The DOI press release states the administration will “streamline permitting” and “improve the implementation of environmental policies, like NEPA,” but it does not describe concrete rule changes or the legal mechanisms. As of the press release there are no detailed, public proposals in that announcement specifying exact NEPA amendments, categorical exclusions, time limits, or permit‑processing rules — only a stated commitment to cut delays and coordinate interagency permitting.

How much federal funding is allocated to MABA 250 overall and what are the funding sources?Expand

The DOI press release says Interior will “refocus approximately $8 million of grant programming on supporting big‑game winter range and migration corridors.” The release does not name the individual grant programs by title; it simply describes the reorientation of roughly $8 million of Interior grant funds toward those objectives.

Which specific grant programs are being refocused for the approximately $8 million toward big-game winter range and migration corridors?Expand

The press release does not identify the specific grant programs that are being refocused for the roughly $8 million (it only states that Interior will refocus about $8 million of grant programming toward big‑game winter range and migration corridors). Public documentation naming the exact grant accounts or program titles was not provided in that announcement.

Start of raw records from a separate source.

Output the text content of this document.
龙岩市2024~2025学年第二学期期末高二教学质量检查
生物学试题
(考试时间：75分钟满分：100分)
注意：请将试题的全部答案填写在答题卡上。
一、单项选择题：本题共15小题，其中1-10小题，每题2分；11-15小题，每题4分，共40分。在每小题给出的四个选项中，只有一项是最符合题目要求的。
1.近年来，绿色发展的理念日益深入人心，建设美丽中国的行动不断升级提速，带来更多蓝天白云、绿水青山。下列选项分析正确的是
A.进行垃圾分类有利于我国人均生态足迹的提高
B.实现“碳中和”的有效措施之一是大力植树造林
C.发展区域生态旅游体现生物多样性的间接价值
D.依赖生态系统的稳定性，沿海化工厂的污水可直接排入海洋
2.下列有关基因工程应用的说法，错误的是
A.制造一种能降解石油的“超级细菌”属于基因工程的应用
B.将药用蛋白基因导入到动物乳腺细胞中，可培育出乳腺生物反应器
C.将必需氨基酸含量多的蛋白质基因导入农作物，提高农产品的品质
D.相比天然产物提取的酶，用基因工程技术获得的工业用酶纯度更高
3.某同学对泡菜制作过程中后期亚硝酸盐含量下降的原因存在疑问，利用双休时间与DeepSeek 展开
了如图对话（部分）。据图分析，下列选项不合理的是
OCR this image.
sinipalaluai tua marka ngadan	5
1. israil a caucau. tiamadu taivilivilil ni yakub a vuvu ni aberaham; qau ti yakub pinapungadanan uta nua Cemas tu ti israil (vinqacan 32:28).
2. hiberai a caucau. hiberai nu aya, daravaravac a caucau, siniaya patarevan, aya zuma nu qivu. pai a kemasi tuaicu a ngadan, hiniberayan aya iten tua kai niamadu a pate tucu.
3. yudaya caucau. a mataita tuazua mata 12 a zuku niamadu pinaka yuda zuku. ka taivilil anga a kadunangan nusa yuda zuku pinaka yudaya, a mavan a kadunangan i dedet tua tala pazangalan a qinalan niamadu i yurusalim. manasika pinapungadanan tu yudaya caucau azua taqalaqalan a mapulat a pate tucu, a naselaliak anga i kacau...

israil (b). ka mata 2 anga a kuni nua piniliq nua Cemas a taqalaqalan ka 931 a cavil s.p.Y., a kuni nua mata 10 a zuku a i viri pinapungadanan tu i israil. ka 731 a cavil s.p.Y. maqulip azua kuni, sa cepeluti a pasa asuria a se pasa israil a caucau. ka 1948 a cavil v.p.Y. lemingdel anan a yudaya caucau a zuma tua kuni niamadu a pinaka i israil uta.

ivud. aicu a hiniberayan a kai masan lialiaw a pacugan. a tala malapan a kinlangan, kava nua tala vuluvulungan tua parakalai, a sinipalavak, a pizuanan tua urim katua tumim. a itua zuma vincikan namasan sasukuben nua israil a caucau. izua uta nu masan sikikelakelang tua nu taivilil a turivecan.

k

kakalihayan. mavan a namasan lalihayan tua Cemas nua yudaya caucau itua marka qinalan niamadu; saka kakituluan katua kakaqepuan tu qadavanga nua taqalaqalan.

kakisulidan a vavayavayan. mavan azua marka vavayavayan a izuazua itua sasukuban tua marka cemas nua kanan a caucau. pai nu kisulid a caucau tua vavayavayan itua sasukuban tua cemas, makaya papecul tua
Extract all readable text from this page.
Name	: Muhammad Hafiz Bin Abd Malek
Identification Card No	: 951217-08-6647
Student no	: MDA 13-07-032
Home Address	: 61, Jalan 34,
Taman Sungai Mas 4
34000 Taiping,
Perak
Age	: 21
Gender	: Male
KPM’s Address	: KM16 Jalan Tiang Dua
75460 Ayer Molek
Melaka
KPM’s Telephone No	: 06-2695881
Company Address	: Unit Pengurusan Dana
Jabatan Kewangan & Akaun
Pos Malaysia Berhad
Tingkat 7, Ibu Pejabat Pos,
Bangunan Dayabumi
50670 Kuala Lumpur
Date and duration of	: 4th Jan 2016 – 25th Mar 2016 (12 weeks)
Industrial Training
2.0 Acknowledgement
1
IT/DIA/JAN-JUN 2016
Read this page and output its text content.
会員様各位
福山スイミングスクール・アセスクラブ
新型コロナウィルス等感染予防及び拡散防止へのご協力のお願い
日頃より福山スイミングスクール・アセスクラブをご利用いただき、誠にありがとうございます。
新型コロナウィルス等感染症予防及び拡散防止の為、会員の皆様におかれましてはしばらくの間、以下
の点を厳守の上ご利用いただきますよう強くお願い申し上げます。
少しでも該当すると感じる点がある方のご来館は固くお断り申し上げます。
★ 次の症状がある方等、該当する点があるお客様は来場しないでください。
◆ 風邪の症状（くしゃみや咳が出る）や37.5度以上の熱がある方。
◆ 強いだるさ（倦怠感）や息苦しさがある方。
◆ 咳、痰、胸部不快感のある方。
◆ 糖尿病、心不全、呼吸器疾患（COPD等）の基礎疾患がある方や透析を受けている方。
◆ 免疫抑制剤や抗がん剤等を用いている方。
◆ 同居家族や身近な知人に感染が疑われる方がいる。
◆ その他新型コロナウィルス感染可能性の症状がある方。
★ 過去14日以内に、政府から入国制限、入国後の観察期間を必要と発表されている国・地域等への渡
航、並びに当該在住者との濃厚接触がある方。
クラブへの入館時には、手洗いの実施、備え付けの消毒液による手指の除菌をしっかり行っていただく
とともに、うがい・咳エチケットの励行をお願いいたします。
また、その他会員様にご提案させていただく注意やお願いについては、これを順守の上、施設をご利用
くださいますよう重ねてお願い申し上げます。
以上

What specific roles and responsibilities will Interior, EPA, the Army Corps, USDA, Commerce, and the Council on Environmental Quality have in carrying out MABA 250?Expand

The commission is an interagency body created by the President’s executive order and the DOI statement lists agencies that are participating or quoted (Interior as Chair, EPA, Army Corps of Engineers/Civil Works, USDA/Agriculture, Commerce, Council on Environmental Quality, Defense, and others). The EO assigns the Commission to advise the President, monitor implementation, and facilitate interagency coordination; operational implementation — e.g., carrying out projects, administering grants, permitting decisions, or NEPA reviews — remains with the agencies that hold statutory authority (Interior bureaus, EPA, Army Corps, USDA, Commerce, CEQ), which the Commission is directed to coordinate and advise rather than to supplant. The DOI release does not allocate detailed agency-by-agency roles or new statutory duties beyond coordination and streamlining directives in the EO and press release.

When will the commission's formal report be published and what metrics or benchmarks will it include to measure progress?Expand

The DOI release says the Commission’s report of accomplishments “will formally be rolled out in conjunction with the opening of the Theodore Roosevelt Presidential Library commemorating America 250.” It does not give a calendar date or publishable schedule in the announcement, nor does it provide a list of metrics or benchmarks; the press release states the Commission will present accomplishments but provides no methodological metrics or progress benchmarks in that release.